All the cool kids were doing it, so we had to join the party. It took a few months of experimentation, a couple of new tools and some tweaks to the HaplotypeCaller, but you can now call variants on RNAseq with GATK! This document details our Best Practices recommendations for doing so, along with a non-trivial number of caveats that you should keep in mind as you go.
Nice try, but no. This tool is obsolete now that we have the gVCF/reference model pipeline (see above). Note that this means that GATK 3.0 will not support BAM files that were processed using ReduceReads!
We've switched the build system from Ant to Maven, which should make it much easier to use GATK as a library against which you can develop your own tools. And on a related note, we're also making significant changes to the internal structure of the GATK codebase. Hopefully this will not have too much impact on external projects, but there will be a doc very shortly describing how the new build system works and how the codebase is structured.
For reasons that will be made clear in the near future, we decided to hold the previously announced hardware optimizations until version 3.1, which will be released very soon. Stay tuned!
The purpose of the ReduceReads algorithm was to enable joint analysis of large cohorts by the UnifiedGenotyper. The new workflow for joint discovery, which involves doing a single-sample pass with the HaplotypeCaller in gVCF mode followed by a joint analysis on multiple sample gVCFs, renders the compression step obsolete.
In addition, based on our most recent analyses, we have come to the conclusion that the quality of variant calls made on BAMs compressed with ReduceReads is inferior to the standard targeted by GATK tools. In comparison, the results obtained with the new workflow are far superior.
For these reasons, we have made the difficult decision to remove the ReduceReads tool from version 3.0 of the toolkit. To be clear, reduced BAMs will NOT be supported in GATK 3.0.

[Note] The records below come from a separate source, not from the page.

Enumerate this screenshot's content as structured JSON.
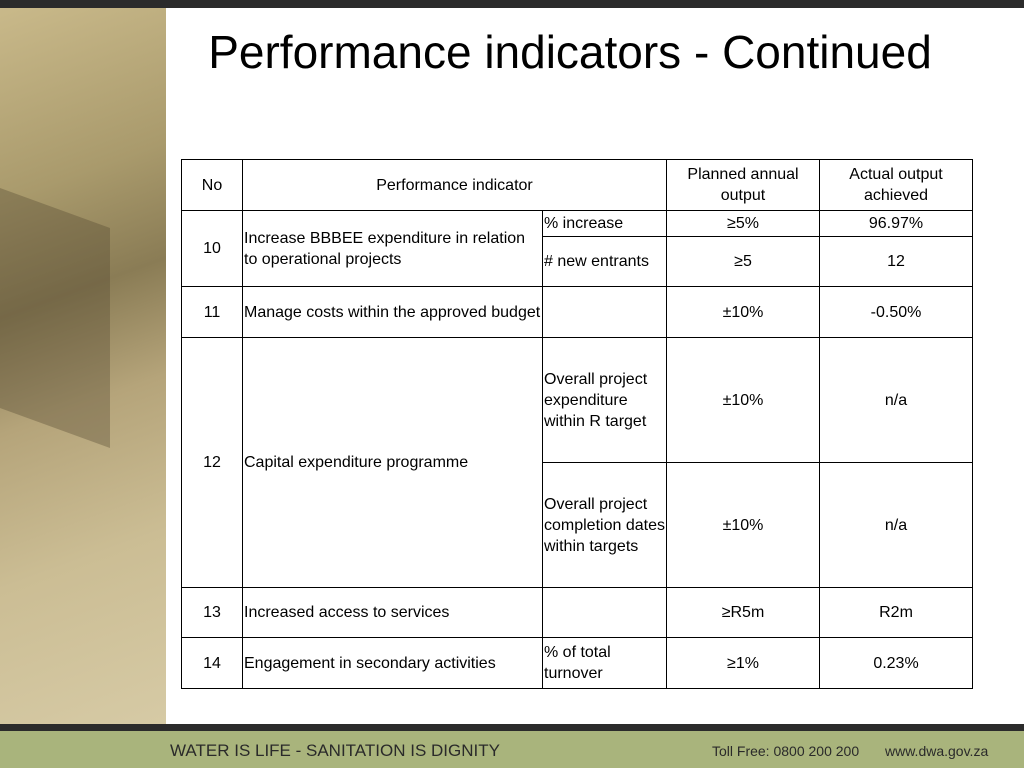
{
  "title": "Performance indicators - Continued",
  "table": {
    "header": [
      "No",
      "Performance indicator",
      "Planned annual output",
      "Actual output achieved"
    ],
    "rows": [
      {
        "no": "10",
        "indicator": "Increase BBBEE expenditure in relation to operational projects",
        "measures": [
          {
            "measure": "% increase",
            "planned": "≥5%",
            "actual": "96.97%"
          },
          {
            "measure": "# new entrants",
            "planned": "≥5",
            "actual": "12"
          }
        ]
      },
      {
        "no": "11",
        "indicator": "Manage costs within the approved budget",
        "measures": [
          {
            "planned": "±10%",
            "actual": "-0.50%"
          }
        ]
      },
      {
        "no": "12",
        "indicator": "Capital expenditure programme",
        "measures": [
          {
            "measure": "Overall project expenditure within R target",
            "planned": "±10%",
            "actual": "n/a"
          },
          {
            "measure": "Overall project completion dates within targets",
            "planned": "±10%",
            "actual": "n/a"
          }
        ]
      },
      {
        "no": "13",
        "indicator": "Increased  access to services",
        "measures": [
          {
            "planned": "≥R5m",
            "actual": "R2m"
          }
        ]
      },
      {
        "no": "14",
        "indicator": "Engagement in secondary activities",
        "measures": [
          {
            "measure": "% of total turnover",
            "planned": "≥1%",
            "actual": "0.23%"
          }
        ]
      }
    ]
  },
  "footer": {
    "slogan": "WATER IS LIFE - SANITATION IS DIGNITY",
    "phone": "Toll Free: 0800 200 200",
    "website": "www.dwa.gov.za"
  }
}
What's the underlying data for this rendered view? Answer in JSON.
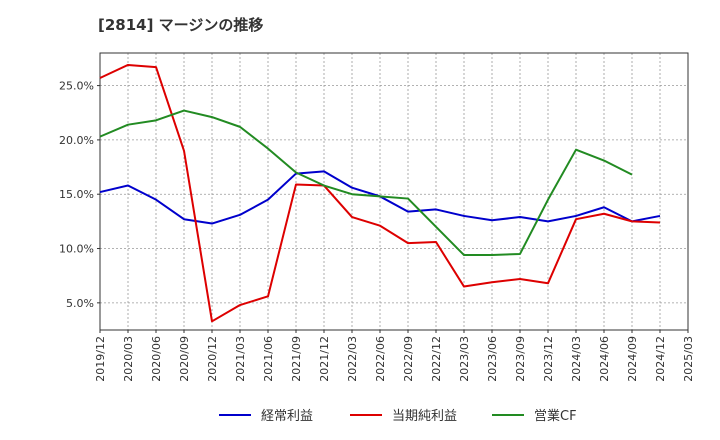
{
  "chart_data": {
    "type": "line",
    "title": "[2814]  マージンの推移",
    "x": [
      "2019/12",
      "2020/03",
      "2020/06",
      "2020/09",
      "2020/12",
      "2021/03",
      "2021/06",
      "2021/09",
      "2021/12",
      "2022/03",
      "2022/06",
      "2022/09",
      "2022/12",
      "2023/03",
      "2023/06",
      "2023/09",
      "2023/12",
      "2024/03",
      "2024/06",
      "2024/09",
      "2024/12",
      "2025/03"
    ],
    "ytick_labels": [
      "5.0%",
      "10.0%",
      "15.0%",
      "20.0%",
      "25.0%"
    ],
    "yticks": [
      5,
      10,
      15,
      20,
      25
    ],
    "ylim": [
      2.5,
      28
    ],
    "grid": true,
    "legend_position": "bottom",
    "series": [
      {
        "name": "経常利益",
        "color": "#0000cc",
        "values": [
          15.2,
          15.8,
          14.5,
          12.7,
          12.3,
          13.1,
          14.5,
          16.9,
          17.1,
          15.6,
          14.8,
          13.4,
          13.6,
          13.0,
          12.6,
          12.9,
          12.5,
          13.0,
          13.8,
          12.5,
          13.0,
          null
        ]
      },
      {
        "name": "当期純利益",
        "color": "#dd0000",
        "values": [
          25.7,
          26.9,
          26.7,
          19.0,
          3.3,
          4.8,
          5.6,
          15.9,
          15.8,
          12.9,
          12.1,
          10.5,
          10.6,
          6.5,
          6.9,
          7.2,
          6.8,
          12.7,
          13.2,
          12.5,
          12.4,
          null
        ]
      },
      {
        "name": "営業CF",
        "color": "#228b22",
        "values": [
          20.3,
          21.4,
          21.8,
          22.7,
          22.1,
          21.2,
          19.2,
          17.0,
          15.8,
          15.0,
          14.8,
          14.6,
          12.0,
          9.4,
          9.4,
          9.5,
          14.5,
          19.1,
          18.1,
          16.8,
          null,
          null
        ]
      }
    ]
  }
}
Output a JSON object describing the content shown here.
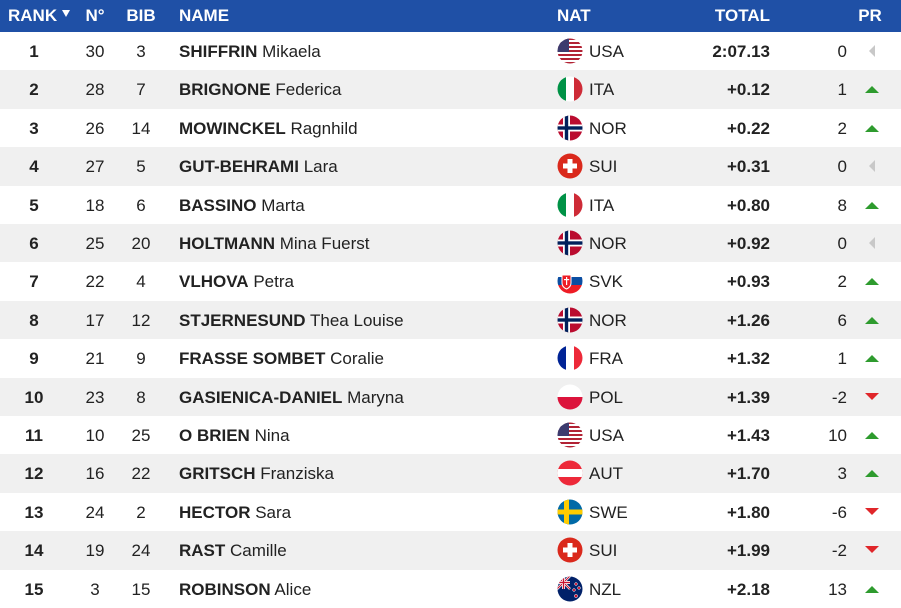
{
  "table": {
    "header": [
      "RANK",
      "N°",
      "BIB",
      "NAME",
      "NAT",
      "TOTAL",
      "PR"
    ],
    "rows": [
      {
        "rank": 1,
        "no": 30,
        "bib": 3,
        "surname": "SHIFFRIN",
        "firstname": "Mikaela",
        "nat": "USA",
        "total": "2:07.13",
        "pr": 0
      },
      {
        "rank": 2,
        "no": 28,
        "bib": 7,
        "surname": "BRIGNONE",
        "firstname": "Federica",
        "nat": "ITA",
        "total": "+0.12",
        "pr": 1
      },
      {
        "rank": 3,
        "no": 26,
        "bib": 14,
        "surname": "MOWINCKEL",
        "firstname": "Ragnhild",
        "nat": "NOR",
        "total": "+0.22",
        "pr": 2
      },
      {
        "rank": 4,
        "no": 27,
        "bib": 5,
        "surname": "GUT-BEHRAMI",
        "firstname": "Lara",
        "nat": "SUI",
        "total": "+0.31",
        "pr": 0
      },
      {
        "rank": 5,
        "no": 18,
        "bib": 6,
        "surname": "BASSINO",
        "firstname": "Marta",
        "nat": "ITA",
        "total": "+0.80",
        "pr": 8
      },
      {
        "rank": 6,
        "no": 25,
        "bib": 20,
        "surname": "HOLTMANN",
        "firstname": "Mina Fuerst",
        "nat": "NOR",
        "total": "+0.92",
        "pr": 0
      },
      {
        "rank": 7,
        "no": 22,
        "bib": 4,
        "surname": "VLHOVA",
        "firstname": "Petra",
        "nat": "SVK",
        "total": "+0.93",
        "pr": 2
      },
      {
        "rank": 8,
        "no": 17,
        "bib": 12,
        "surname": "STJERNESUND",
        "firstname": "Thea Louise",
        "nat": "NOR",
        "total": "+1.26",
        "pr": 6
      },
      {
        "rank": 9,
        "no": 21,
        "bib": 9,
        "surname": "FRASSE SOMBET",
        "firstname": "Coralie",
        "nat": "FRA",
        "total": "+1.32",
        "pr": 1
      },
      {
        "rank": 10,
        "no": 23,
        "bib": 8,
        "surname": "GASIENICA-DANIEL",
        "firstname": "Maryna",
        "nat": "POL",
        "total": "+1.39",
        "pr": -2
      },
      {
        "rank": 11,
        "no": 10,
        "bib": 25,
        "surname": "O BRIEN",
        "firstname": "Nina",
        "nat": "USA",
        "total": "+1.43",
        "pr": 10
      },
      {
        "rank": 12,
        "no": 16,
        "bib": 22,
        "surname": "GRITSCH",
        "firstname": "Franziska",
        "nat": "AUT",
        "total": "+1.70",
        "pr": 3
      },
      {
        "rank": 13,
        "no": 24,
        "bib": 2,
        "surname": "HECTOR",
        "firstname": "Sara",
        "nat": "SWE",
        "total": "+1.80",
        "pr": -6
      },
      {
        "rank": 14,
        "no": 19,
        "bib": 24,
        "surname": "RAST",
        "firstname": "Camille",
        "nat": "SUI",
        "total": "+1.99",
        "pr": -2
      },
      {
        "rank": 15,
        "no": 3,
        "bib": 15,
        "surname": "ROBINSON",
        "firstname": "Alice",
        "nat": "NZL",
        "total": "+2.18",
        "pr": 13
      }
    ]
  }
}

We realize that this may cause some disruption to your existing workflows, and for that we apologize. Please understand that we are driven to provide tools that produce the best possible results. Now that all the data is in, we have found that the best results cannot be achieved with reduced BAMs, so we feel that the best thing to do is to remove this inferior tool from the toolkit, and promote the new tools.
As always we welcome your comments, and we look forward to showing you how the new calling workflow will yield superior results.